Attempting to time the market based on others’ actions, even those of legendary investors, can be risky, especially given that this information is already delayed. Instead, revisit your initial investment thesis for Apple and evaluate whether it remains valid. Make decisions that align with your individual investment needs and objectives.
The fifth perspective
Berkshire’s significant reduction in its Apple stake offers valuable insights into the thinking of one of the world’s most successful investors. Whether it is due to valuation concerns, a strategy to beef up cash reserves, or perhaps Buffett sensing something that others have missed, it remains essential for individual investors to make decisions based on their own research and financial goals. This event serves as a reminder of the importance of regularly reassessing our investments. As always in investing, it is crucial to stay informed, think independently, and avoid knee-jerk reactions to market news.
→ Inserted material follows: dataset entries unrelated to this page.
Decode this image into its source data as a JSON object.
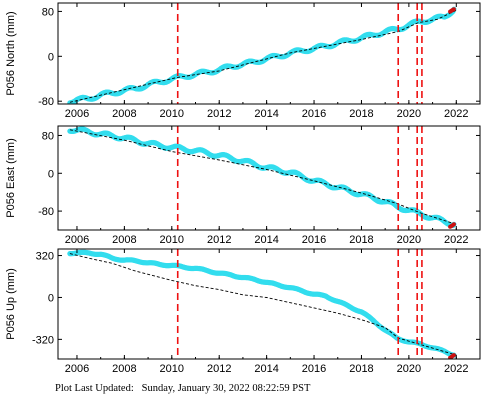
{
  "footer": {
    "label": "Plot Last Updated:",
    "value": "Sunday, January 30, 2022 08:22:59 PST"
  },
  "colors": {
    "data": "#33ddee",
    "model": "#000000",
    "events": "#ee1111",
    "recent": "#cc1111",
    "axis": "#000000"
  },
  "chart_data": [
    {
      "type": "scatter",
      "ylabel": "P056 North (mm)",
      "xlim": [
        2005.2,
        2023.0
      ],
      "ylim": [
        -85,
        95
      ],
      "xticks": [
        2006,
        2008,
        2010,
        2012,
        2014,
        2016,
        2018,
        2020,
        2022
      ],
      "yticks": [
        -80,
        0,
        80
      ],
      "event_lines": [
        2010.25,
        2019.55,
        2020.35,
        2020.55
      ],
      "series": [
        {
          "role": "data",
          "x": [
            2005.7,
            2006.0,
            2006.5,
            2007.0,
            2007.5,
            2008.0,
            2008.5,
            2009.0,
            2009.5,
            2010.0,
            2010.5,
            2011.0,
            2011.5,
            2012.0,
            2012.5,
            2013.0,
            2013.5,
            2014.0,
            2014.5,
            2015.0,
            2015.5,
            2016.0,
            2016.5,
            2017.0,
            2017.5,
            2018.0,
            2018.5,
            2019.0,
            2019.5,
            2020.0,
            2020.5,
            2021.0,
            2021.5,
            2021.9
          ],
          "y": [
            -80,
            -77,
            -76,
            -68,
            -66,
            -60,
            -58,
            -50,
            -46,
            -40,
            -36,
            -32,
            -28,
            -24,
            -18,
            -14,
            -10,
            -4,
            0,
            6,
            10,
            14,
            18,
            24,
            28,
            33,
            38,
            44,
            48,
            56,
            62,
            66,
            70,
            84
          ]
        },
        {
          "role": "model",
          "x": [
            2005.7,
            2010.2,
            2012.0,
            2015.0,
            2018.0,
            2019.55,
            2020.4,
            2021.2,
            2022.0
          ],
          "y": [
            -82,
            -38,
            -26,
            6,
            30,
            44,
            60,
            66,
            82
          ]
        }
      ]
    },
    {
      "type": "scatter",
      "ylabel": "P056 East (mm)",
      "xlim": [
        2005.2,
        2023.0
      ],
      "ylim": [
        -120,
        100
      ],
      "xticks": [
        2006,
        2008,
        2010,
        2012,
        2014,
        2016,
        2018,
        2020,
        2022
      ],
      "yticks": [
        -80,
        0,
        80
      ],
      "event_lines": [
        2010.25,
        2019.55,
        2020.35,
        2020.55
      ],
      "series": [
        {
          "role": "data",
          "x": [
            2005.7,
            2006.5,
            2007.0,
            2008.0,
            2009.0,
            2010.0,
            2011.0,
            2012.0,
            2013.0,
            2014.0,
            2015.0,
            2016.0,
            2016.5,
            2017.0,
            2018.0,
            2019.0,
            2019.5,
            2020.0,
            2021.0,
            2021.9
          ],
          "y": [
            93,
            88,
            83,
            75,
            63,
            55,
            48,
            38,
            26,
            12,
            2,
            -16,
            -22,
            -30,
            -44,
            -60,
            -70,
            -78,
            -94,
            -108
          ]
        },
        {
          "role": "model",
          "x": [
            2005.7,
            2008.0,
            2010.0,
            2012.0,
            2014.0,
            2016.0,
            2018.0,
            2019.5,
            2020.5,
            2022.0
          ],
          "y": [
            92,
            70,
            46,
            28,
            8,
            -16,
            -42,
            -64,
            -84,
            -108
          ]
        }
      ]
    },
    {
      "type": "scatter",
      "ylabel": "P056 Up (mm)",
      "xlim": [
        2005.2,
        2023.0
      ],
      "ylim": [
        -470,
        370
      ],
      "xticks": [
        2006,
        2008,
        2010,
        2012,
        2014,
        2016,
        2018,
        2020,
        2022
      ],
      "yticks": [
        -320,
        0,
        320
      ],
      "event_lines": [
        2010.25,
        2019.55,
        2020.35,
        2020.55
      ],
      "series": [
        {
          "role": "data",
          "x": [
            2005.7,
            2006.5,
            2007.0,
            2007.5,
            2008.0,
            2008.5,
            2009.0,
            2009.5,
            2010.0,
            2010.5,
            2011.0,
            2011.5,
            2012.0,
            2012.5,
            2013.0,
            2013.5,
            2014.0,
            2014.5,
            2015.0,
            2015.5,
            2016.0,
            2016.5,
            2017.0,
            2017.5,
            2018.0,
            2018.5,
            2019.0,
            2019.5,
            2020.0,
            2020.5,
            2021.0,
            2021.5,
            2021.9
          ],
          "y": [
            340,
            340,
            330,
            300,
            285,
            280,
            265,
            252,
            245,
            232,
            222,
            205,
            185,
            172,
            152,
            138,
            115,
            95,
            75,
            50,
            25,
            10,
            -30,
            -70,
            -110,
            -175,
            -250,
            -310,
            -340,
            -355,
            -385,
            -410,
            -440
          ]
        },
        {
          "role": "model",
          "x": [
            2005.7,
            2006.5,
            2007.5,
            2008.5,
            2010.0,
            2011.0,
            2012.0,
            2013.0,
            2014.0,
            2015.0,
            2016.0,
            2017.0,
            2018.0,
            2019.0,
            2019.55,
            2020.5,
            2022.0
          ],
          "y": [
            335,
            300,
            260,
            200,
            130,
            90,
            60,
            20,
            0,
            -40,
            -80,
            -120,
            -170,
            -230,
            -310,
            -360,
            -440
          ]
        }
      ]
    }
  ]
}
Back in August 2020 I remember reading that Berkshire Hathaway’s holding in Apple was worth half of its own market cap. Considering that BRK was >30% of my own US portfolio at the time I decided to scale back my holding in BRK and redeploy the capital elsewhere. In my case it was to switch over to the MOAT ETF. The MOAT ETF actually pays a dividend as well (although it’s subject to 30% withholding tax). Five years later I just did some back-testing. Interestingly factoring in the dividend distributions BRK and MOAT (on a mark-to-mark basis) have both performed about the same, with BRK doing just a little bit better if we want to be picky. Either way I’m happy with both of them.
I think Warren Buffett has decided to reduce his position in Apple for one simple reason, and that reason is to reduce “concentration risk”. Even if we all agree that Apple is a great business with great products and superb after-market support (which is what I think) bad things can happen out of the blue, i.e. a “black swan event”. Reducing exposure to a single company is simply good risk management. I adopt a 5% rule across all four my portfolios (i.e. 5% of the total of all my investments). It helps me sleep at night!
Hi Jonathan, thank you for sharing your experience and the interesting back-testing results! Like you mentioned, Apple is the largest portion of the overall portfolio, and Warren Buffett’s decision to trim Apple’s stake is likely a smart move to manage risk and be prepared for any potential black swan events. Your 5% rule is a smart and disciplined strategy to keep your investment diversified and manage the volatility. Great to hear different approaches to stay secure in the market!